La situation des femmes enceintes et des nouveau-nés à statut migratoire précaire fait partie du quotidien et des préoccupations des intervenantes du Dispensaire diététique de Montréal depuis longtemps. D'abord, les intervenantes constatent les immenses besoins de ces femmes vivant souvent avec des revenus extrêmement limités et des inquiétudes quant à leur avenir incertain, en plus de vivre tous les questionnements et bouleversements associés à la grossesse et la venue d'un bébé des futurs parents, sans le soutien social et face à beaucoup d'inconnu.

Aussi, elles observent que ces femmes enceintes ont des difficultés d'accès aux ressources de prévention et de soins ainsi qu'aux services de soutien psychosocial qui pourraient faire une énorme différence dans leur expérience, dans leur santé et dans leur intégration. Cela fait en sorte que de nombreuses familles attendent que la situation devienne vraiment critique avant de finalement se présenter à l'hôpital et d'assumer la facture qui en résultera.

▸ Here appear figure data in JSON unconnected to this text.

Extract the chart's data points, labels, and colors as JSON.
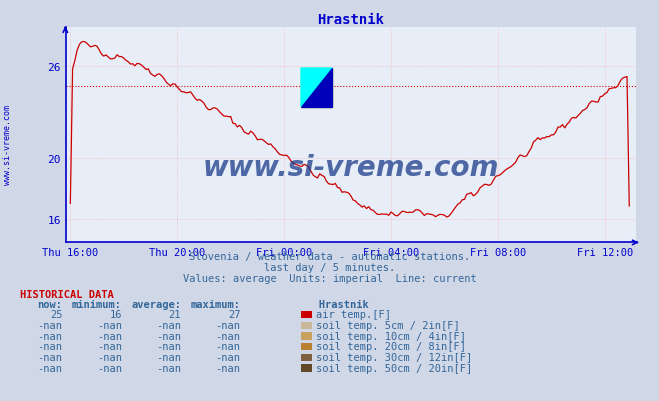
{
  "title": "Hrastnik",
  "title_color": "#0000cc",
  "bg_color": "#d0d8e8",
  "plot_bg_color": "#e8eef8",
  "grid_color": "#ffaaaa",
  "axis_color": "#0000cc",
  "line_color": "#cc0000",
  "avg_line_color": "#cc0000",
  "ylabel_text": "www.si-vreme.com",
  "watermark_text": "www.si-vreme.com",
  "watermark_color": "#1a3a8a",
  "subtitle1": "Slovenia / weather data - automatic stations.",
  "subtitle2": "last day / 5 minutes.",
  "subtitle3": "Values: average  Units: imperial  Line: current",
  "subtitle_color": "#336699",
  "x_tick_labels": [
    "Thu 16:00",
    "Thu 20:00",
    "Fri 00:00",
    "Fri 04:00",
    "Fri 08:00",
    "Fri 12:00"
  ],
  "x_tick_positions": [
    0,
    48,
    96,
    144,
    192,
    240
  ],
  "y_ticks": [
    16,
    20,
    26
  ],
  "ylim": [
    14.5,
    28.5
  ],
  "xlim": [
    -2,
    254
  ],
  "avg_line_y": 24.7,
  "hist_label": "HISTORICAL DATA",
  "hist_color": "#cc0000",
  "table_header_color": "#336699",
  "table_data_color": "#336699",
  "rows": [
    {
      "now": "25",
      "min": "16",
      "avg": "21",
      "max": "27",
      "color": "#cc0000",
      "label": "air temp.[F]"
    },
    {
      "now": "-nan",
      "min": "-nan",
      "avg": "-nan",
      "max": "-nan",
      "color": "#c8b89a",
      "label": "soil temp. 5cm / 2in[F]"
    },
    {
      "now": "-nan",
      "min": "-nan",
      "avg": "-nan",
      "max": "-nan",
      "color": "#c8a060",
      "label": "soil temp. 10cm / 4in[F]"
    },
    {
      "now": "-nan",
      "min": "-nan",
      "avg": "-nan",
      "max": "-nan",
      "color": "#b88030",
      "label": "soil temp. 20cm / 8in[F]"
    },
    {
      "now": "-nan",
      "min": "-nan",
      "avg": "-nan",
      "max": "-nan",
      "color": "#806040",
      "label": "soil temp. 30cm / 12in[F]"
    },
    {
      "now": "-nan",
      "min": "-nan",
      "avg": "-nan",
      "max": "-nan",
      "color": "#604828",
      "label": "soil temp. 50cm / 20in[F]"
    }
  ]
}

Bien souvent, si la femme enceinte avait pu consulter plus tôt, le problème se serait réglé plus rapidement, aurait entraîné moins de douleur, moins de complications et une facture moins élevée pour elle, mais aussi pour le système.

Le système de santé peut déjà être difficile d'accès pour tous: les bulletins de nouvelles nous le rappellent régulièrement. Il l'est encore plus pour les femmes enceintes à statut précaire.

À notre avis, une partie de la solution se trouve donc dans une précision et une évolution du cadre juridique, mais aussi dans une meilleure communication et coordination des divers acteurs. En effet, bien que ce cadre juridique ne relève pas de notre organisation, nos intervenantes le constatent chaque jour: il faut beaucoup d'efforts pour assurer l'accès à un minimum décent de services auprès de ces femmes enceintes, pour les informer de leurs droits, pour que des professionnels puissent offrir leur service à ces clientèles sans risque ou représailles.

Les ressources de la communauté viennent partiellement répondre à certains besoins des familles que l'on pense aux ressources en aide matérielle et alimentaire, aux soins médicaux d'appoint, aux haltes-garderies et autres services de soutien aux femmes enceintes et aux tout-petits.

On sait aussi qu'en prénatal, des femmes hésitent à cogner aux portes des institutions de santé du réseau public québécois par crainte que le fait de dévoiler leur statut puisse leur nuire plus tard.

On sait également qu'il existe une réelle incompréhension des lois qui permettent l'accès aux soins. La complexité des questions entourant l'immigration et l'accès aux soins de santé commande donc une réponse collective. Nommer ces enjeux, démystifier cette réalité est déjà un pas important, et en ce sens nous saluons le travail de l'Observatoire des tout-petits.

Nous savons toutefois qu'intervenir au bon moment évitera des complications futures et aura un impact significatif sur le développement de l'enfant, puisque la grossesse et les premières années constituent la période cruciale pour lui offrir des chances égales de réussir. Une étude récente de l'ESG-UQAM démontre qu'un accompagnement nutritionnel durant la grossesse, accompagné d'une remise d'aliments, permet des économies en frais de soins de santé de 4600$ chez le nourrisson.

Si on réfléchit à long terme, si on considère l'investissement et les bénéfices d'agir dès la grossesse, si on se rappelle qu'accompagner et agir tôt est à notre portée et génère des impacts importants en étant rentable, est-ce que, comme société, on a encore un argument pour ne pas offrir une chance égale à tous les tout-petits du Québec?